Why University Wikis Need Open Licenses

Unlike traditional scholarly publishing, a defining characteristic of the wiki model is a lack of barriers between the role of reader and that of editor; users are usually free to move back and forth between the roles at will. Due to this collaborative nature, the question of reuse of wiki content can be more complicated than it is for non-collaborative platforms. The author or creator of a work is generally considered to be the owner of that document’s copyright. However, the inherent ability for any wiki user to modify or expand upon another editor’s work makes it difficult to apply individual authorship or ownership to wiki-based content.

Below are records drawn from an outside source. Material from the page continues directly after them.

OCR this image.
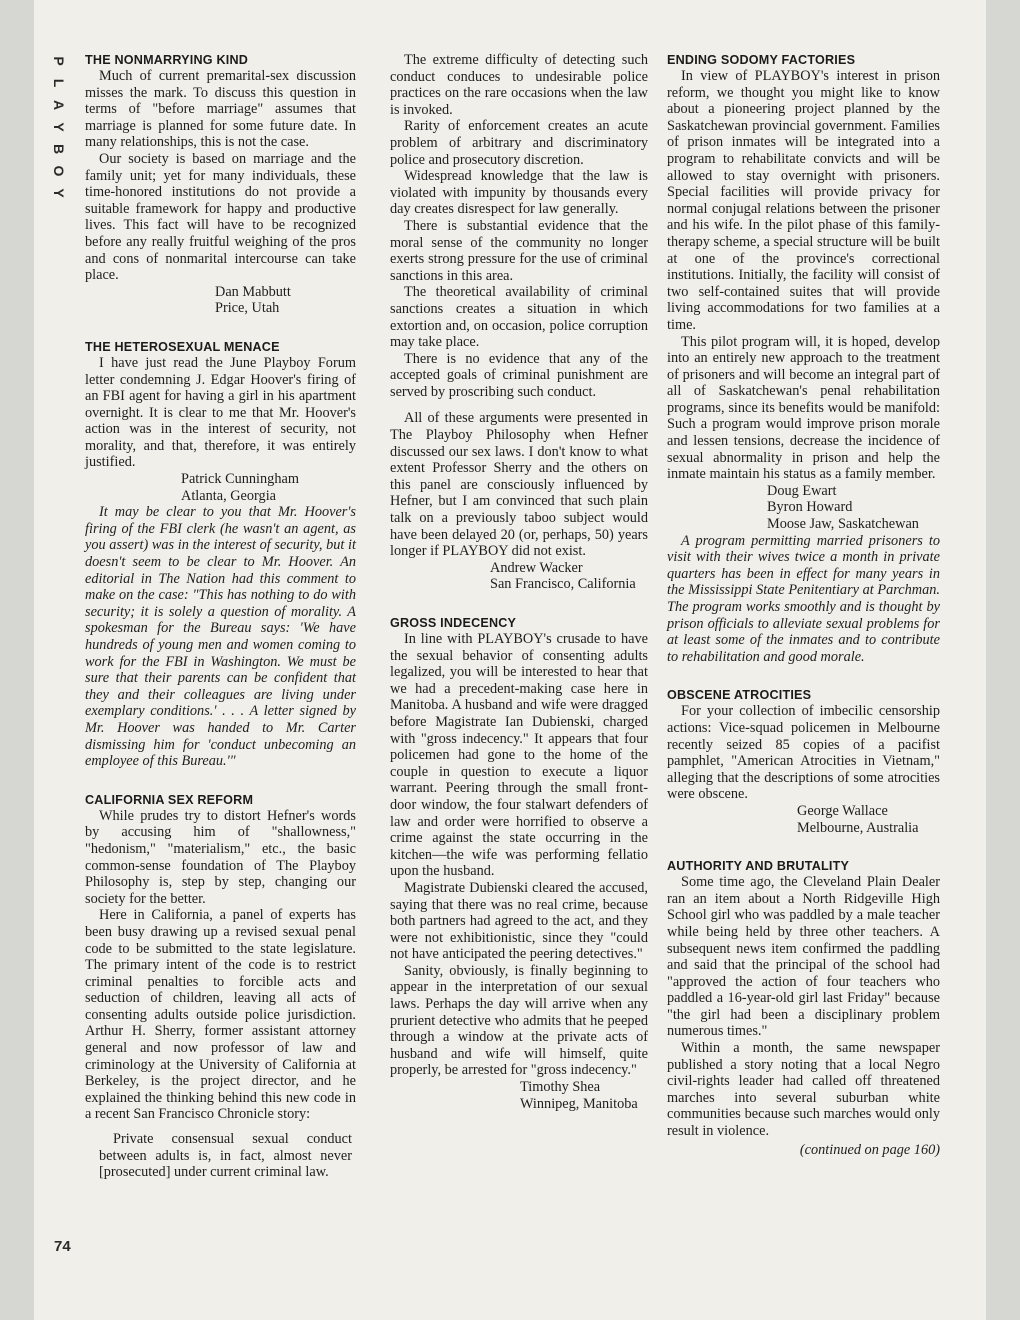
P
L
A
Y
B
O
Y
THE NONMARRYING KIND

Much of current premarital-sex discussion misses the mark. To discuss this question in terms of "before marriage" assumes that marriage is planned for some future date. In many relationships, this is not the case.

Our society is based on marriage and the family unit; yet for many individuals, these time-honored institutions do not provide a suitable framework for happy and productive lives. This fact will have to be recognized before any really fruitful weighing of the pros and cons of nonmarital intercourse can take place.

Dan Mabbutt
Price, Utah
THE HETEROSEXUAL MENACE

I have just read the June Playboy Forum letter condemning J. Edgar Hoover's firing of an FBI agent for having a girl in his apartment overnight. It is clear to me that Mr. Hoover's action was in the interest of security, not morality, and that, therefore, it was entirely justified.

Patrick Cunningham
Atlanta, Georgia

It may be clear to you that Mr. Hoover's firing of the FBI clerk (he wasn't an agent, as you assert) was in the interest of security, but it doesn't seem to be clear to Mr. Hoover. An editorial in The Nation had this comment to make on the case: "This has nothing to do with security; it is solely a question of morality. A spokesman for the Bureau says: 'We have hundreds of young men and women coming to work for the FBI in Washington. We must be sure that their parents can be confident that they and their colleagues are living under exemplary conditions.' . . . A letter signed by Mr. Hoover was handed to Mr. Carter dismissing him for 'conduct unbecoming an employee of this Bureau.'"

CALIFORNIA SEX REFORM

While prudes try to distort Hefner's words by accusing him of "shallowness," "hedonism," "materialism," etc., the basic common-sense foundation of The Playboy Philosophy is, step by step, changing our society for the better.

Here in California, a panel of experts has been busy drawing up a revised sexual penal code to be submitted to the state legislature. The primary intent of the code is to restrict criminal penalties to forcible acts and seduction of children, leaving all acts of consenting adults outside police jurisdiction. Arthur H. Sherry, former assistant attorney general and now professor of law and criminology at the University of California at Berkeley, is the project director, and he explained the thinking behind this new code in a recent San Francisco Chronicle story:

Private consensual sexual conduct between adults is, in fact, almost never [prosecuted] under current criminal law.

The extreme difficulty of detecting such conduct conduces to undesirable police practices on the rare occasions when the law is invoked.

Rarity of enforcement creates an acute problem of arbitrary and discriminatory police and prosecutory discretion.

Widespread knowledge that the law is violated with impunity by thousands every day creates disrespect for law generally.

There is substantial evidence that the moral sense of the community no longer exerts strong pressure for the use of criminal sanctions in this area.

The theoretical availability of criminal sanctions creates a situation in which extortion and, on occasion, police corruption may take place.

There is no evidence that any of the accepted goals of criminal punishment are served by proscribing such conduct.

All of these arguments were presented in The Playboy Philosophy when Hefner discussed our sex laws. I don't know to what extent Professor Sherry and the others on this panel are consciously influenced by Hefner, but I am convinced that such plain talk on a previously taboo subject would have been delayed 20 (or, perhaps, 50) years longer if PLAYBOY did not exist.

Andrew Wacker
San Francisco, California
GROSS INDECENCY

In line with PLAYBOY's crusade to have the sexual behavior of consenting adults legalized, you will be interested to hear that we had a precedent-making case here in Manitoba. A husband and wife were dragged before Magistrate Ian Dubienski, charged with "gross indecency." It appears that four policemen had gone to the home of the couple in question to execute a liquor warrant. Peering through the small front-door window, the four stalwart defenders of law and order were horrified to observe a crime against the state occurring in the kitchen—the wife was performing fellatio upon the husband.

Magistrate Dubienski cleared the accused, saying that there was no real crime, because both partners had agreed to the act, and they were not exhibitionistic, since they "could not have anticipated the peering detectives."

Sanity, obviously, is finally beginning to appear in the interpretation of our sexual laws. Perhaps the day will arrive when any prurient detective who admits that he peeped through a window at the private acts of husband and wife will himself, quite properly, be arrested for "gross indecency."

Timothy Shea
Winnipeg, Manitoba
ENDING SODOMY FACTORIES

In view of PLAYBOY's interest in prison reform, we thought you might like to know about a pioneering project planned by the Saskatchewan provincial government. Families of prison inmates will be integrated into a program to rehabilitate convicts and will be allowed to stay overnight with prisoners. Special facilities will provide privacy for normal conjugal relations between the prisoner and his wife. In the pilot phase of this family-therapy scheme, a special structure will be built at one of the province's correctional institutions. Initially, the facility will consist of two self-contained suites that will provide living accommodations for two families at a time.

This pilot program will, it is hoped, develop into an entirely new approach to the treatment of prisoners and will become an integral part of all of Saskatchewan's penal rehabilitation programs, since its benefits would be manifold: Such a program would improve prison morale and lessen tensions, decrease the incidence of sexual abnormality in prison and help the inmate maintain his status as a family member.

Doug Ewart
Byron Howard
Moose Jaw, Saskatchewan

A program permitting married prisoners to visit with their wives twice a month in private quarters has been in effect for many years in the Mississippi State Penitentiary at Parchman. The program works smoothly and is thought by prison officials to alleviate sexual problems for at least some of the inmates and to contribute to rehabilitation and good morale.

OBSCENE ATROCITIES

For your collection of imbecilic censorship actions: Vice-squad policemen in Melbourne recently seized 85 copies of a pacifist pamphlet, "American Atrocities in Vietnam," alleging that the descriptions of some atrocities were obscene.

George Wallace
Melbourne, Australia
AUTHORITY AND BRUTALITY

Some time ago, the Cleveland Plain Dealer ran an item about a North Ridgeville High School girl who was paddled by a male teacher while being held by three other teachers. A subsequent news item confirmed the paddling and said that the principal of the school had "approved the action of four teachers who paddled a 16-year-old girl last Friday" because "the girl had been a disciplinary problem numerous times."

Within a month, the same newspaper published a story noting that a local Negro civil-rights leader had called off threatened marches into several suburban white communities because such marches would only result in violence.

(continued on page 160)
74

Content on collaborative wikis can thus be considered to be works of joint authorship of all the editors who collaboratively edited and compiled that page. The issue of joint authorship is particularly important around republishing; As Black et al state (pdf), republishing content becomes a community matter as one wiki editor cannot grant republishing or reuse permission without the express permission of the other editors (2007).

A community-based level of permission for reuse can be easily granted and expressed through the use of an open content license, such as a Creative Commons license, that allows for modification and reuse. Individual users would agree (such as through a terms of use), that any content they contribute is done so under the wiki’s open license thus allowing for basic wiki functionality of community editing and reuse. Black et al (2007) further state that for wikis where there is no explict copyright license:

It may be argued that due to the inherent nature of a wiki as a fully editable website that allows any user to read and add content to that state, a license that allows for these basic functions must be implied as a matter of necessity (p. 254).

An open content license thus should be seen as a best practice for the core functionality of university-based wikis: republishing jointly-authored works. Due to their collaborative nature and purpose, most educational and non-commercial wikis do specify an open documentation license that allows their wiki content to be republished, reused, and modified. For example, academic wikis which specify Creative Commons licenses include the Thompson Rivers University Wiki, the University of Calgary Wiki, the CUNY Academic Commons Wiki and many more.